Transcript
Transcript: Justin Bechler Takes Down Notgrubles | Pleb Slop Pulitzer Prize Pieces Episode 2
0:00Richard Greaser Hey, guys. This is Rudy Dazleworth coming back at you with another Plebslot Pulitzer article. This one is titled, how overnight not grubbles abandoned everything he believed about Bitcoin spam by Justin Beckler. The article was originally posted on Twitter and can be found on Justin's Twitter page. The article includes multiple screenshots I will not be reading just for efficiency in getting you this groundbreaking piece of pleb journalism. Something is happening to Bitcoin's anti spam movement.
0:38Richard Greaser One by one, accounts that spent years raging against inscriptions, warning about blockchain bloat, and defending the right of ordinary node runners to sync and verify Bitcoin without downloading a sudden flood of spam have reversed completely. Or over two years, NotGrubbles was one of Bitcoin's clearest and most aggressive voices against spam on the network. I was his biggest fan, and there are hundreds of tweets that could be embedded in this article to document why so many of us who are toxically opposed to spam on Bitcoin fist pumped every time he posted. Then something happened in August, a sudden and shocking
1:17Richard Greaser 180 degree reversal on Bitcoin spam. This is the documented record of that reversal, sourced entirely from his own public posts on x. Note, since research for this article began, Grubbles has been actively deleting posts from his timeline,
1:35Richard Greaser and several damning tweets cited in earlier drafts are no longer accessible because I was a dummy, and screenshots weren't captured before they disappeared. Phase one, the anti spam warrior 2023 to 2024. When the first four megabyte inscription block was mined at the very beginning of the inscriptions
1:57Richard Greaser exploit on 02/01/2023, at not grubbles reacted the way any principled Bitcoin are concerned about block space abuse would react. He wanted to filter it. He wanted to apply spam filtering to his own Bitcoin node. He saw Luke Dashcher's filter patch as a sensible, necessary tool. In early twenty twenty three,
2:20Richard Greaser this was a considered technically informed position from someone who understood what was at stake. Over the following weeks, he went further. He raised alarms about what inscription spam was doing to the network's infrastructure, and he understood the problem through the lens of the people who actually run Bitcoin nodes. This is a precise, technically sound argument. Inscryption's spam bloats the blockchain,
2:44Richard Greaser pressures node operators into pruning, and centralizes archival data. Fewer archival nodes means slower IBD for new participants. He understood the externalities. He articulated them clearly, and we all know that he was right. He called it what it was repeatedly without hedging.

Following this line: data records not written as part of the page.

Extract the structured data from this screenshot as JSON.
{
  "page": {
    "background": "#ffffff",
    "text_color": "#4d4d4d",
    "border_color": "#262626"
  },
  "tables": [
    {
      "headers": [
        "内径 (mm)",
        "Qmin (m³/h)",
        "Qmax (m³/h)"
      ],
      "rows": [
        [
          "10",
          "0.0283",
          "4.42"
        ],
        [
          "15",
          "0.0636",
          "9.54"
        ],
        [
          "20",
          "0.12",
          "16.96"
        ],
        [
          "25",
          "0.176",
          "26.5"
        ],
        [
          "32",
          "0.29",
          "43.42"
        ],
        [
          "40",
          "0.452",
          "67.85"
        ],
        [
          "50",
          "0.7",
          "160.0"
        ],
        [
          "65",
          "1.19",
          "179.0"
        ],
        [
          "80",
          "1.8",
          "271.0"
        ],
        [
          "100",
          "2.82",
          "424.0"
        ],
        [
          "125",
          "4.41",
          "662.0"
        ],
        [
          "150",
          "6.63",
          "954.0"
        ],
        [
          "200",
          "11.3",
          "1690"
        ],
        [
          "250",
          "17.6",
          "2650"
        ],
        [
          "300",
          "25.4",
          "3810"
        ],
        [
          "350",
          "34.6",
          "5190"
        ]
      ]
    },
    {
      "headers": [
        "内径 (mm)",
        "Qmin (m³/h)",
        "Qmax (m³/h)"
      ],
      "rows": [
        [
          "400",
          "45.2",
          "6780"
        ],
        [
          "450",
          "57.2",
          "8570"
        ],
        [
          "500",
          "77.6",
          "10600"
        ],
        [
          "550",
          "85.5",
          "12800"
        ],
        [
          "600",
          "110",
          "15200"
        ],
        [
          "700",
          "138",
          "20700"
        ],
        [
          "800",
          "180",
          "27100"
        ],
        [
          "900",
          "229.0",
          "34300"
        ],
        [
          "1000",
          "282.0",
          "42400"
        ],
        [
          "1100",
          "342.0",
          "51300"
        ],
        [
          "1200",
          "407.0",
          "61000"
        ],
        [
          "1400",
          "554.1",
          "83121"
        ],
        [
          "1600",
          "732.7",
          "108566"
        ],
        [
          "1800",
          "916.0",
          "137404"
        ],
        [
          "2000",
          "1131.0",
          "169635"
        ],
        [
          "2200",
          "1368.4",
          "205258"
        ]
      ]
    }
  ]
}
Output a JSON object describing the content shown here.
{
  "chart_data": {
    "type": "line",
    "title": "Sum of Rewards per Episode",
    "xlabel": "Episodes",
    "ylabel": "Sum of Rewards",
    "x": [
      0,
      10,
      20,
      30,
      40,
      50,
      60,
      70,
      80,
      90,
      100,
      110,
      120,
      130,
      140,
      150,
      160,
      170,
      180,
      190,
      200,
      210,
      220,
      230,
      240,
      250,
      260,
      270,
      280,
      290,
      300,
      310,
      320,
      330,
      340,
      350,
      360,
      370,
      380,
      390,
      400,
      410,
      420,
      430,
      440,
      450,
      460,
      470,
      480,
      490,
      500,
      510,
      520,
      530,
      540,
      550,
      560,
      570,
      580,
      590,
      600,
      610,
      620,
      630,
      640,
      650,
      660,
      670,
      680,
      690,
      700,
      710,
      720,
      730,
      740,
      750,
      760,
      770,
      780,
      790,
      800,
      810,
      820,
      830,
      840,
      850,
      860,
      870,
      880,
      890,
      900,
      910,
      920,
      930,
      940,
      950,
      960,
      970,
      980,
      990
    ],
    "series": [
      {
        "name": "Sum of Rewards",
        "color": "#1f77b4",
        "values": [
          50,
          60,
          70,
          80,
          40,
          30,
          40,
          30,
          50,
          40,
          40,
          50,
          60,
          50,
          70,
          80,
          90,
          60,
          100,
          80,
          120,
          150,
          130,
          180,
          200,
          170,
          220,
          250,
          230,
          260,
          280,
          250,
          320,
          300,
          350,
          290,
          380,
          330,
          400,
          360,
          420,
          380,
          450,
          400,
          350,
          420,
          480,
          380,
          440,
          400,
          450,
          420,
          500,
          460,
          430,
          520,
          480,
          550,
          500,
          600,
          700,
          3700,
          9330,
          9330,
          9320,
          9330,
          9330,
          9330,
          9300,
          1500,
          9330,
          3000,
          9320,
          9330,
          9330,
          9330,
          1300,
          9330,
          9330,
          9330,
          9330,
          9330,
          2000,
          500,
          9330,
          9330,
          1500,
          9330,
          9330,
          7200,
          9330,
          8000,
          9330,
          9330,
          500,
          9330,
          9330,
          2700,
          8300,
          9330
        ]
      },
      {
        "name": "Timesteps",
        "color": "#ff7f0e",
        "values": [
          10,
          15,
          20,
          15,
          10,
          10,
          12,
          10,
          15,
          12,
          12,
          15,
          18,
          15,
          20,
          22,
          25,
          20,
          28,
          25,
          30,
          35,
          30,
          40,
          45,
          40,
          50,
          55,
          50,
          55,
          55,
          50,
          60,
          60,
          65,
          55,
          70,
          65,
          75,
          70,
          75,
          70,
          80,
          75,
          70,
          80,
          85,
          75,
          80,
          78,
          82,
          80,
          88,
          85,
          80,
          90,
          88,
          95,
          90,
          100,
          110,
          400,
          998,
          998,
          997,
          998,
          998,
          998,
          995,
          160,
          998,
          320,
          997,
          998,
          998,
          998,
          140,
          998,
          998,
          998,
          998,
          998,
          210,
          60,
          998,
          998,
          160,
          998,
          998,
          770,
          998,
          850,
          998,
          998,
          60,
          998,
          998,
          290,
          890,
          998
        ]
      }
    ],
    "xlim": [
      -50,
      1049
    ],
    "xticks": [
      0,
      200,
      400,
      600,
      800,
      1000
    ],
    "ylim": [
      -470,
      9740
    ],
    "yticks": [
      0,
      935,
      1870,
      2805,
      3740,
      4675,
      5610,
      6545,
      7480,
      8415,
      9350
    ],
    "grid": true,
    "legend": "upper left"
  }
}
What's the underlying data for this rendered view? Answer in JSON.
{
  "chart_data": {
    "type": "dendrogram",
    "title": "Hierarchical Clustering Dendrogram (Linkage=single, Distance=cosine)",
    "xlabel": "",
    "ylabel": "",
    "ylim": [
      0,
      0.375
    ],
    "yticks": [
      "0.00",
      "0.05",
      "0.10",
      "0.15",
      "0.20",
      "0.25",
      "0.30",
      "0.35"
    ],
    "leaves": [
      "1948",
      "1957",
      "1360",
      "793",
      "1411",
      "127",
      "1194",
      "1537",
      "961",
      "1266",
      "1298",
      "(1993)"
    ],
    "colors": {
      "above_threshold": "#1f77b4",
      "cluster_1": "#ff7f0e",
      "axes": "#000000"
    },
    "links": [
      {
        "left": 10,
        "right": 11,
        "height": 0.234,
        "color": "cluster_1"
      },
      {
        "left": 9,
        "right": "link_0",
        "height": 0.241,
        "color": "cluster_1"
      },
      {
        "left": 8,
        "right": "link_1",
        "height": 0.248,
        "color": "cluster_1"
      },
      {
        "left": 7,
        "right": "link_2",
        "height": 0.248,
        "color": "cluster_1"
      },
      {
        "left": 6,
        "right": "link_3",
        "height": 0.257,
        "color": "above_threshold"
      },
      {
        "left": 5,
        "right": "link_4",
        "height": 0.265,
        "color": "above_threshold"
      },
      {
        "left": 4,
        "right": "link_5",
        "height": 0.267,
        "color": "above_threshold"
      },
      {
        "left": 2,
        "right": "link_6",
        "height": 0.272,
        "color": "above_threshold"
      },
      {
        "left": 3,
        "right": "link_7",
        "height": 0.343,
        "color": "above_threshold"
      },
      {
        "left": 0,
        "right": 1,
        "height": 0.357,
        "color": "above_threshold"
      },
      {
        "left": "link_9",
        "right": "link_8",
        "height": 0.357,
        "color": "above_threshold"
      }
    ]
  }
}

3:03Richard Greaser He also understood and stated clearly that spam degrades the ability to run a node. On 12/09/2023, he connected the dots between spam and the real world cost of syncing Bitcoin. Harder to sync a full node. Those are his words. That was his concern.

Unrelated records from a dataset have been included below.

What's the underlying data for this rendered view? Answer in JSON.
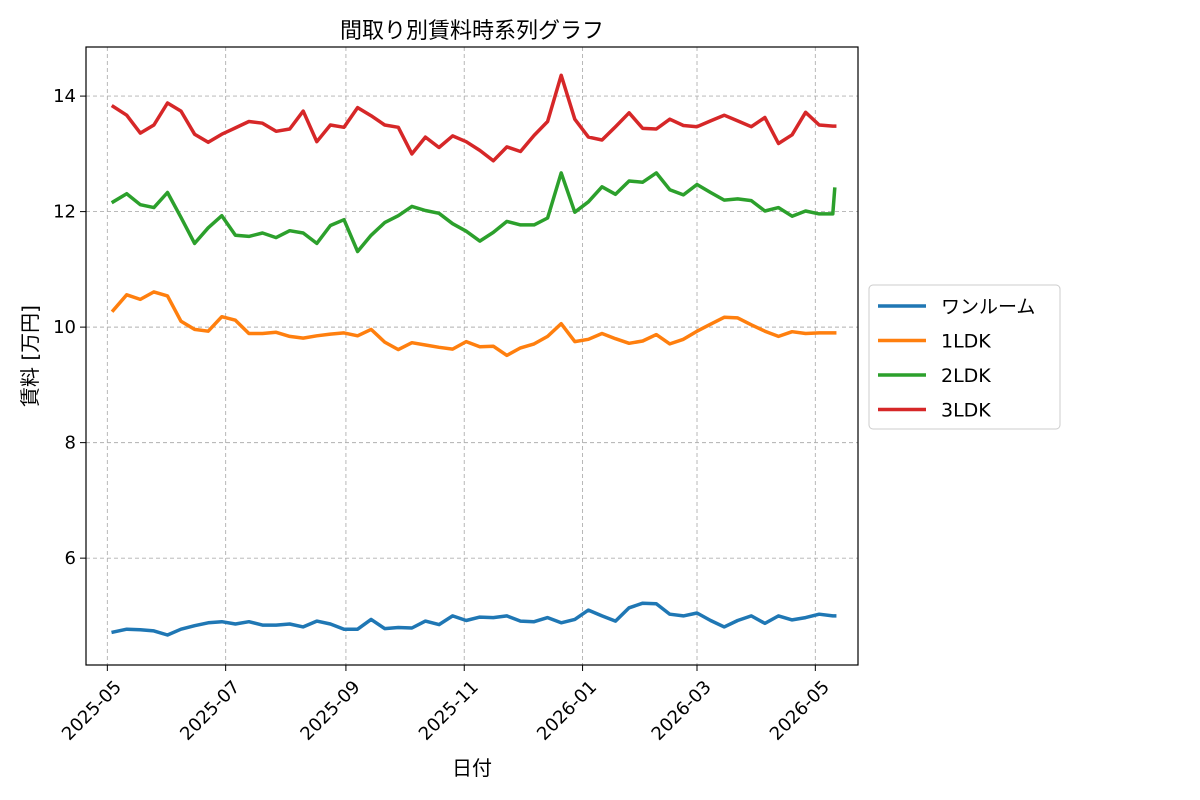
{
  "chart_data": {
    "type": "line",
    "title": "間取り別賃料時系列グラフ",
    "xlabel": "日付",
    "ylabel": "賃料 [万円]",
    "x_axis": {
      "type": "date",
      "min": "2025-04-20",
      "max": "2026-05-23",
      "ticks": [
        "2025-05-01",
        "2025-07-01",
        "2025-09-01",
        "2025-11-01",
        "2026-01-01",
        "2026-03-01",
        "2026-05-01"
      ],
      "tick_labels": [
        "2025-05",
        "2025-07",
        "2025-09",
        "2025-11",
        "2026-01",
        "2026-03",
        "2026-05"
      ]
    },
    "y_axis": {
      "min": 4.15,
      "max": 14.85,
      "ticks": [
        6,
        8,
        10,
        12,
        14
      ],
      "tick_labels": [
        "6",
        "8",
        "10",
        "12",
        "14"
      ]
    },
    "grid": true,
    "legend_position": "outside-right",
    "x": [
      "2025-05-04",
      "2025-05-11",
      "2025-05-18",
      "2025-05-25",
      "2025-06-01",
      "2025-06-08",
      "2025-06-15",
      "2025-06-22",
      "2025-06-29",
      "2025-07-06",
      "2025-07-13",
      "2025-07-20",
      "2025-07-27",
      "2025-08-03",
      "2025-08-10",
      "2025-08-17",
      "2025-08-24",
      "2025-08-31",
      "2025-09-07",
      "2025-09-14",
      "2025-09-21",
      "2025-09-28",
      "2025-10-05",
      "2025-10-12",
      "2025-10-19",
      "2025-10-26",
      "2025-11-02",
      "2025-11-09",
      "2025-11-16",
      "2025-11-23",
      "2025-11-30",
      "2025-12-07",
      "2025-12-14",
      "2025-12-21",
      "2025-12-28",
      "2026-01-04",
      "2026-01-11",
      "2026-01-18",
      "2026-01-25",
      "2026-02-01",
      "2026-02-08",
      "2026-02-15",
      "2026-02-22",
      "2026-03-01",
      "2026-03-08",
      "2026-03-15",
      "2026-03-22",
      "2026-03-29",
      "2026-04-05",
      "2026-04-12",
      "2026-04-19",
      "2026-04-26",
      "2026-05-03",
      "2026-05-10",
      "2026-05-11"
    ],
    "series": [
      {
        "name": "ワンルーム",
        "color": "#1f77b4",
        "values": [
          4.72,
          4.77,
          4.76,
          4.74,
          4.67,
          4.77,
          4.83,
          4.88,
          4.9,
          4.86,
          4.9,
          4.84,
          4.84,
          4.86,
          4.81,
          4.91,
          4.86,
          4.77,
          4.77,
          4.94,
          4.78,
          4.8,
          4.79,
          4.91,
          4.85,
          5.0,
          4.92,
          4.98,
          4.97,
          5.0,
          4.91,
          4.9,
          4.97,
          4.88,
          4.94,
          5.1,
          5.0,
          4.91,
          5.14,
          5.22,
          5.21,
          5.03,
          5.0,
          5.05,
          4.92,
          4.81,
          4.92,
          5.0,
          4.87,
          5.0,
          4.93,
          4.97,
          5.03,
          5.0,
          5.0
        ]
      },
      {
        "name": "1LDK",
        "color": "#ff7f0e",
        "values": [
          10.29,
          10.56,
          10.48,
          10.61,
          10.54,
          10.1,
          9.96,
          9.93,
          10.18,
          10.12,
          9.89,
          9.89,
          9.91,
          9.84,
          9.81,
          9.85,
          9.88,
          9.9,
          9.85,
          9.96,
          9.74,
          9.61,
          9.73,
          9.69,
          9.65,
          9.62,
          9.75,
          9.66,
          9.67,
          9.51,
          9.64,
          9.71,
          9.84,
          10.06,
          9.75,
          9.79,
          9.89,
          9.8,
          9.72,
          9.76,
          9.87,
          9.71,
          9.79,
          9.93,
          10.05,
          10.17,
          10.16,
          10.04,
          9.93,
          9.84,
          9.92,
          9.89,
          9.9,
          9.9,
          9.9
        ]
      },
      {
        "name": "2LDK",
        "color": "#2ca02c",
        "values": [
          12.17,
          12.31,
          12.12,
          12.07,
          12.33,
          11.9,
          11.45,
          11.72,
          11.93,
          11.59,
          11.57,
          11.63,
          11.55,
          11.67,
          11.63,
          11.45,
          11.76,
          11.86,
          11.31,
          11.59,
          11.81,
          11.93,
          12.09,
          12.02,
          11.97,
          11.79,
          11.66,
          11.49,
          11.64,
          11.83,
          11.77,
          11.77,
          11.89,
          12.67,
          11.99,
          12.17,
          12.43,
          12.3,
          12.53,
          12.51,
          12.67,
          12.38,
          12.29,
          12.47,
          12.33,
          12.2,
          12.22,
          12.19,
          12.01,
          12.07,
          11.92,
          12.01,
          11.96,
          11.96,
          12.39
        ]
      },
      {
        "name": "3LDK",
        "color": "#d62728",
        "values": [
          13.82,
          13.67,
          13.36,
          13.5,
          13.88,
          13.74,
          13.34,
          13.2,
          13.34,
          13.45,
          13.56,
          13.53,
          13.39,
          13.43,
          13.74,
          13.21,
          13.5,
          13.46,
          13.8,
          13.66,
          13.5,
          13.46,
          13.0,
          13.29,
          13.11,
          13.31,
          13.21,
          13.06,
          12.88,
          13.12,
          13.04,
          13.32,
          13.56,
          14.36,
          13.6,
          13.29,
          13.24,
          13.47,
          13.71,
          13.44,
          13.43,
          13.6,
          13.49,
          13.47,
          13.57,
          13.67,
          13.57,
          13.47,
          13.63,
          13.18,
          13.33,
          13.72,
          13.5,
          13.48,
          13.48
        ]
      }
    ]
  }
}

3:23Richard Greaser He will abandon this argument completely within eighteen months. By late December the twentieth twenty three, his position had only hardened. When the Atomacle's ARC 20 quark token launched, requiring approximately 1,000,000 on chain transactions to mint out, his response was unambiguous.
3:44Richard Greaser He warned about JPEG spam out pricing lightning on chain operations, precisely the kind of economic displacement that spam inflicts on legitimate Bitcoin users. In November 2024, he was still fighting the same fight.